Beitragvon Oblomov am Do 5. Apr 2018, 10:51

Ist Fortschritt nur ein Mythos?

Der Philosoph John Gray wird nicht müde, in immer neuen Varianten diese These zu vertreten: dass der „Fortschritt“ ein moderner Mythos sei, und zwar die säkulare Version des christlichen Mythos von der „Heilsgeschichte“. So wie Gott im Christentum die Menschheit aus den Tiefen der Erbsünde zum ewigen Heil führe, so habe der moderne westliche Mensch sich (als Humanist!) an die Stelle Gottes gesetzt, und behaupte, die Menschheit habe sich aus dem Elend von Aberglaube, Irrationalität und Gewalt zu den Höhen der Zivilisation, Rationalität und Wohlstand emporgearbeitet.

Dem gegenüber stehen die Optimisten wie Steven Pinker, Matt Ridley oder Hans Rosling, die sich selber wohl eher Realisten nennen würden, da sie die Statistiken auf ihrer Seite haben, welche (fast) allesamt aussagen, dass es der Menschheit noch nie so gut ging wie heute, und dass es keinen vernünftigen Grund gibt, daran zu zweifeln, dass dieser Fortschritt nachhaltig ist.

(John Gray hat übrigens unter dem Titel „Unenlightened thinking: Steven Pinker’s embarrassing new book is a feeble sermon for rattled liberals“ im „New Statesman“ eine vernichtende Rezension zu Pinkers neuem Buch „Enlightenment now!“ veröffentlicht. )

Mein Eindruck ist, dass objektiv gesehen die Optimisten recht haben, dass sie aber ein paar Dinge außer Acht lassen.

Erstens vergleichen sich Menschen nicht mit ihren Vorfahren von vor 100 Jahren, erst recht nicht mit den Bauern in China, wenn sie ihre eigene Situation einschätzen sollen. Sie vergleichen sich mit anderen Leuten um sich herum. Die Statistiken, die Pinker, Rosling und Co immer wieder anführen sagen daher wenig über das subjektive Wohlbefinden der Leute aus, und wenn sie – um nur ein Bsp zu nennen – das Gefühl haben, dass es mit der Kriminalität immer schlimmer wird, dann hilft es wenig bis nichts, ihnen anhand der Statistik zu beweisen, dass die Gewaltkriminalität in ihren Land, in ihrer Stadt auf einem Allzeit-Tief ist.
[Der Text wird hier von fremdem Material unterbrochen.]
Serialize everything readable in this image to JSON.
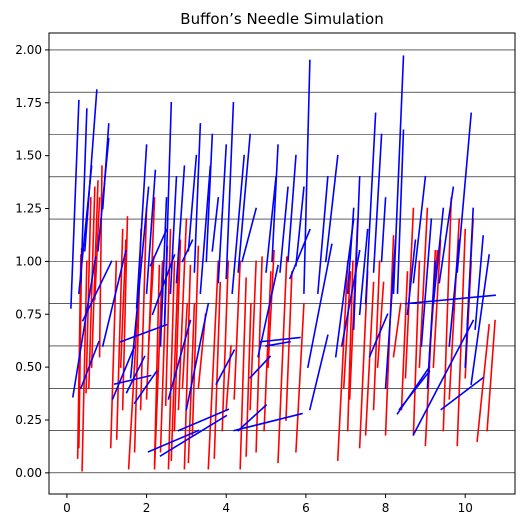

Zweitens begehen die Optimisten den Fehler anzunehmen, dass eine Entwicklung, nur weil sie so und so lange stabil nach oben ging, auch in Zukunft nach oben gehen muss. Die Börse kann 20 Jahre nach oben gehen, dass verhindert nicht den Crash im Jahr 21 des Booms. In meinen Augen gibt es gerade aktuell einige Hinweise darauf, dass der Fortschritt der letzten 100 Jahre in manchen Gebieten an Fahrt verliert oder sich sogar in sein Gegenteil verkehrt (Beispiele: die Waffe der Antibiotika wird immer stumpfer; besiegt geglaubte Krankheiten kehren zurück. Die liberale Demokratie ist weltweit in der Defensive. Die sozio-ökonomische Ungleichheit innerhalb der Gesellschaften nimmt wieder zu)

Drittens – und das ist mein Haupteinwand gegen die Optimisten – blenden diese systematisch die Schattenseiten und Kosten des Fortschritts aus, indem sie sich, gute Humanisten, die sie sind, ausschließlich auf die Lage der Menschheit fokussieren. So wie der Fortschritt des „Westens“ jahrhundertelang auch darauf beruhte, die Kosten zu externalisieren (in Länder , die man heute Dritte Welt nennt), so hat die gesamte Menschheit die Kosten ihres beeindruckenden Fortschritts der letzten 200 Jahre der Natur aufgebürdet. Betrachtet man den Zustand der Natur vor 200 Jahre und heute, so käme wohl niemand auf die Idee, hier irgendeinen „Fortschritt“ zu sehen.
Umweltzerstörung, Artenschwund, Klimaerwärmung etc. sprechen hier eine eindeutige Sprache. Im Gegenteil: die Menschheit hat die vielen Verbesserungen für sich selbst damit erkauft, dass sie den Ast ansägt, auf dem sie sitzt.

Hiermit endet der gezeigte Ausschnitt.